S’accozzau, il superpotere sardo di arrivare sempre prima. Chi è in Sardegna s’accozzau è una domanda che merita una risposta seria solo in apparenza, perché non si tratta di una figura mitologica né di un operaio che fatica più degli altri, ma di una figura ben precisa, radicata nell’immaginario collettivo isolano e perfettamente riconoscibile da chiunque abbia vissuto almeno una volta la vita quotidiana sarda. In Sardegna c’è s’accozzau, colui che ottiene sempre qualcosa prima degli altri e nel modo migliore, una presenza costante e puntuale, capace di comparire quando c’è un posto da assegnare, un favore da ottenere o una fila da accorciare.

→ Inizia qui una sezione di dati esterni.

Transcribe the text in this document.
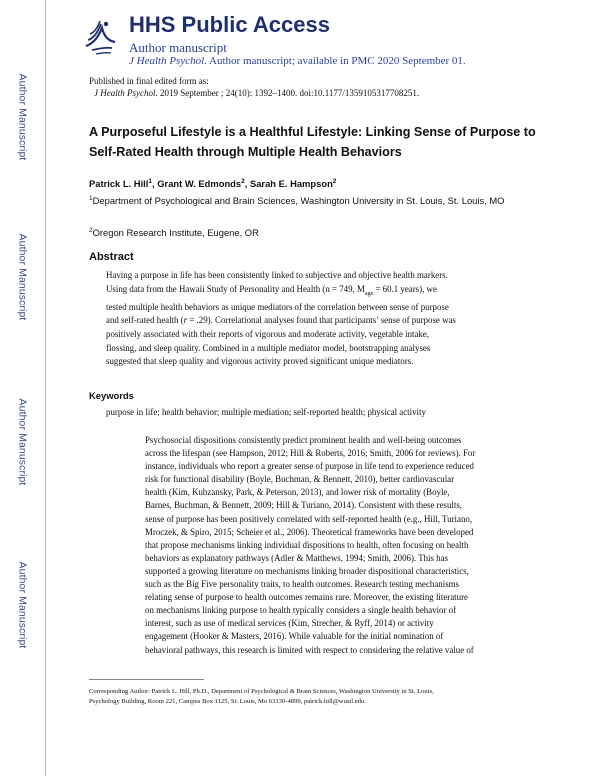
Author Manuscript
Author Manuscript
Author Manuscript
Author Manuscript
HHS Public Access
Author manuscript
J Health Psychol. Author manuscript; available in PMC 2020 September 01.
Published in final edited form as:
J Health Psychol. 2019 September ; 24(10): 1392–1400. doi:10.1177/1359105317708251.
A Purposeful Lifestyle is a Healthful Lifestyle: Linking Sense of Purpose to Self-Rated Health through Multiple Health Behaviors
Patrick L. Hill$^1$, Grant W. Edmonds$^2$, Sarah E. Hampson$^2$
$^1$Department of Psychological and Brain Sciences, Washington University in St. Louis, St. Louis, MO
$^2$Oregon Research Institute, Eugene, OR
Abstract
Having a purpose in life has been consistently linked to subjective and objective health markers.
Using data from the Hawaii Study of Personality and Health (n = 749, $M_{age} = 60.1$ years), we
tested multiple health behaviors as unique mediators of the correlation between sense of purpose
and self-rated health (r = .29). Correlational analyses found that participants’ sense of purpose was
positively associated with their reports of vigorous and moderate activity, vegetable intake,
flossing, and sleep quality. Combined in a multiple mediator model, bootstrapping analyses
suggested that sleep quality and vigorous activity proved significant unique mediators.
Keywords
purpose in life; health behavior; multiple mediation; self-reported health; physical activity
Psychosocial dispositions consistently predict prominent health and well-being outcomes
across the lifespan (see Hampson, 2012; Hill & Roberts, 2016; Smith, 2006 for reviews). For
instance, individuals who report a greater sense of purpose in life tend to experience reduced
risk for functional disability (Boyle, Buchman, & Bennett, 2010), better cardiovascular
health (Kim, Kubzansky, Park, & Peterson, 2013), and lower risk of mortality (Boyle,
Barnes, Buchman, & Bennett, 2009; Hill & Turiano, 2014). Consistent with these results,
sense of purpose has been positively correlated with self-reported health (e.g., Hill, Turiano,
Mroczek, & Spiro, 2015; Scheier et al., 2006). Theoretical frameworks have been developed
that propose mechanisms linking individual dispositions to health, often focusing on health
behaviors as explanatory pathways (Adler & Matthews, 1994; Smith, 2006). This has
supported a growing literature on mechanisms linking broader dispositional characteristics,
such as the Big Five personality traits, to health outcomes. Research testing mechanisms
relating sense of purpose to health outcomes remains rare. Moreover, the existing literature
on mechanisms linking purpose to health typically considers a single health behavior of
interest, such as use of medical services (Kim, Strecher, & Ryff, 2014) or activity
engagement (Hooker & Masters, 2016). While valuable for the initial nomination of
behavioral pathways, this research is limited with respect to considering the relative value of
Corresponding Author: Patrick L. Hill, Ph.D., Department of Psychological & Brain Sciences, Washington University in St. Louis,
Psychology Building, Room 221, Campus Box 1125, St. Louis, Mo 63130-4899, patrick.hill@wustl.edu.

Accozzato è voce del verbo accozzare, come ricorda il vocabolario Treccani, che indica il mettere insieme in modo disordinato persone o cose, accozzare uomini e donne di età diversa, non riuscire ad accozzare le idee, accozzare le carte mettendo insieme quelle dello stesso seme, oppure, nella forma transitiva e riflessiva, incontrarsi, imbattersi, riunirsi insieme, detto di persone o cose; una definizione apparentemente innocua che, una volta sbarcata in Sardegna, ha subito una trasformazione semantica degna di nota.
Nell’isola infatti il verbo accozzare è diventato sinonimo perfetto della parola italiana raccomandare, assumendo un significato molto più pratico e molto meno poetico, tanto che dire che qualcuno è accozzato non ha mai un’accezione neutra, anzi. E così s’accozzau è colui che ottiene un lavoro prima di persone che gli stavano davanti per meriti, che riceve gratifiche e regali, o che semplicemente salta una fila con la naturalezza di chi sembra capitato lì per caso, ma in realtà è sempre capitato nel posto giusto al momento giusto.
Una figura che suscita ironia, sospetto e inevitabili commenti a bassa voce, perché in Sardegna tutti sanno cos’è s’accozzau, tutti lo riconoscono quando lo vedono e tutti, almeno una volta, si sono chiesti se conoscono qualche accozzato, magari scoprendo che non è poi così lontano come si pensava.